FN 2. In any event the contention that under the Family Law Act the responding spouse is precluded from showing that irreconcilable differences do not exist is without merit. As recently pointed out by the California Supreme Court: "Under the Family Law Act the court, not the parties, must decide whether the evidence adduced supports findings that irreconcilable differences do exist and that the marriage has broken down irremediably and should be dissolved. [Fn. omitted.]" (In re Marriage of McKim, 6 Cal. 3d 673, 680 [100 Cal. Rptr. 140, 493 P.2d 868]; see Civ. Code, §§ 4507, 4508, 4511.) "Although the Legislature intended that as far as possible dissolution proceedings should be non-adversary, eliminating acrimony, it did not intend that findings of the existence of irreconcilable differences be made perfunctorily." (In re Marriage of McKim, supra, 6 Cal.3d at p. 679.) The court is to dissolve the marriage only when it has determined from the evidence "that there are irreconcilable differences, which have caused the irremediable breakdown of the marriage." (Civ.
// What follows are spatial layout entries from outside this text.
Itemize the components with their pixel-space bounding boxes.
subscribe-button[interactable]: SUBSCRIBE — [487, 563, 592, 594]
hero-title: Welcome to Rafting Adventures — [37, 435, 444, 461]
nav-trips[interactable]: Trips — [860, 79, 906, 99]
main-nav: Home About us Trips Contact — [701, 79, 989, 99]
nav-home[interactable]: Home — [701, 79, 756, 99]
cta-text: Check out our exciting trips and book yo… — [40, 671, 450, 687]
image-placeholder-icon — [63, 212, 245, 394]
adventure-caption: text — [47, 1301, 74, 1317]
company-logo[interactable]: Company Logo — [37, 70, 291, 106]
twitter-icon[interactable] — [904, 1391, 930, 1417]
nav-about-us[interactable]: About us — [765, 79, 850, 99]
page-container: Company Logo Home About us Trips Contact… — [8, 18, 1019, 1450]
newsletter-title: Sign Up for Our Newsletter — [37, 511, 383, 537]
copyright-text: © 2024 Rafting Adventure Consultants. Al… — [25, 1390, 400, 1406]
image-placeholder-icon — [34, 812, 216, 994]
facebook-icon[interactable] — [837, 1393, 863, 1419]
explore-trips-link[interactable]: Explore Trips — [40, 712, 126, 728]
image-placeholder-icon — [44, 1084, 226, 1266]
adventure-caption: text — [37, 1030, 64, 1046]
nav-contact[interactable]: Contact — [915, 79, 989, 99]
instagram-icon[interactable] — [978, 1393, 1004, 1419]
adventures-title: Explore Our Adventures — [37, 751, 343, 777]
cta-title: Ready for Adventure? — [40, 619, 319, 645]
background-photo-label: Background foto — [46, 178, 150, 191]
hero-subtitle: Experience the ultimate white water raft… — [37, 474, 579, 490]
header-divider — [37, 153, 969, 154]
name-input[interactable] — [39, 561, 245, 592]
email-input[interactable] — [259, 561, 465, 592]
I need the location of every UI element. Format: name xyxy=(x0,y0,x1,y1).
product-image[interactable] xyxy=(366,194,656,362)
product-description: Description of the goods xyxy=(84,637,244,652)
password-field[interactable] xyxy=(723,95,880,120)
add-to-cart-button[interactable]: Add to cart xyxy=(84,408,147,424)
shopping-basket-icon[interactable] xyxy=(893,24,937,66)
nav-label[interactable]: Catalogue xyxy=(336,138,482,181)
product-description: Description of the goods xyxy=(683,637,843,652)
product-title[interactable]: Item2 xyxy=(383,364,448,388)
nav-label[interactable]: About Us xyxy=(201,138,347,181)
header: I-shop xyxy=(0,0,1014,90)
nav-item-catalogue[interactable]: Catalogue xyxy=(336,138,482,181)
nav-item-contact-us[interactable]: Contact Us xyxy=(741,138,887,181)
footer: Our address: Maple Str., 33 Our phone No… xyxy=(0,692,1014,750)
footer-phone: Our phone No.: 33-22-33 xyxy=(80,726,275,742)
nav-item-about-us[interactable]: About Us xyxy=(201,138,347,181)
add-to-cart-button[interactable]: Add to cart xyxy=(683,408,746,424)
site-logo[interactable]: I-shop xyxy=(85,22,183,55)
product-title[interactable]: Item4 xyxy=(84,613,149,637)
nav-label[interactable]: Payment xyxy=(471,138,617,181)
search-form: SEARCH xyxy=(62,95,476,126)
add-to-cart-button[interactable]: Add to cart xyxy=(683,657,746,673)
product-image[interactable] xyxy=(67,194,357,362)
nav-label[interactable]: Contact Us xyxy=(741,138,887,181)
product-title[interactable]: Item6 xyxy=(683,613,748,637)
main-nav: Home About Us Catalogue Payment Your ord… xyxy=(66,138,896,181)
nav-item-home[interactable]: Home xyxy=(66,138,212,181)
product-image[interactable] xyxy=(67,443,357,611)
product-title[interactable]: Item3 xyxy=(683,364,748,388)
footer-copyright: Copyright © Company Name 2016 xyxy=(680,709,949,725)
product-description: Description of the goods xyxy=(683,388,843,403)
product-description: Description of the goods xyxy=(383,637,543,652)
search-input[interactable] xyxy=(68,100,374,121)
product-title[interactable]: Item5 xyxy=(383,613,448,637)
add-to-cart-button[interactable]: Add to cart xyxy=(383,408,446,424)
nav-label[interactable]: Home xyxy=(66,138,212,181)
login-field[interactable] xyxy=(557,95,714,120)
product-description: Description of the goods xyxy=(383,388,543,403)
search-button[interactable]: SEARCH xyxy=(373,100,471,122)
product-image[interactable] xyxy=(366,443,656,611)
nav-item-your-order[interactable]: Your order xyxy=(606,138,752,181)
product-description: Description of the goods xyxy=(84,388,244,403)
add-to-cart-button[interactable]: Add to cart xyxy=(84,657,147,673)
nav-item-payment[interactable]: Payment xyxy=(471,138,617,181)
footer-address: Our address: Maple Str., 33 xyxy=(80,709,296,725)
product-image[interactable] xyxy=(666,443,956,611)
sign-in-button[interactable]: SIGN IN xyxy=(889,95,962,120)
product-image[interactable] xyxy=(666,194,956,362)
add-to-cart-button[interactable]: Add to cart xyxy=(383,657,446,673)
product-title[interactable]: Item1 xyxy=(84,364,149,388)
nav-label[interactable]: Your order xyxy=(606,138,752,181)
Code, § 4508.) Where necessary to its determination, the court is given discretion to receive evidence of specific acts of misconduct (Civ. Code, § 4509), but, in exercising this discretion, the court should bear in mind that one of the principal purposes for the change from dissolution on a fault basis to a marital breakdown basis was the desire to eliminate acrimony and devisiveness and to provide "a conciliatory and uncharged atmosphere which will facilitate resolution of the other issues and perhaps effect a reconciliation." (Report of 1969 Divorce Reform Legislation of the Assembly Committee on Judiciary [4 Assem. J. (1969) p. 8054 at p. 8058]; see In re Marriage of McKim, supra, 6 Cal.3d at p. 679.)

FN 3. In Assembly Bill 530 as introduced February 17, 1969, there was a proposed section numbered 4506 which read: "Irreconcilable differences are those grounds which are determined by the court to be substantial reasons for not continuing the marriage, and which, in conjunction with all the other evidence, make it appear that the marriage should be dissolved. In making this determination the court shall be guided by, but not limited to, the statutory grounds and corresponding judicial decisions in effect prior to the effective date of this act." By subsequent amendments to Assembly Bill 530, the section number was changed to 4507 and the language changed to that now found in Civil Code, section 4507.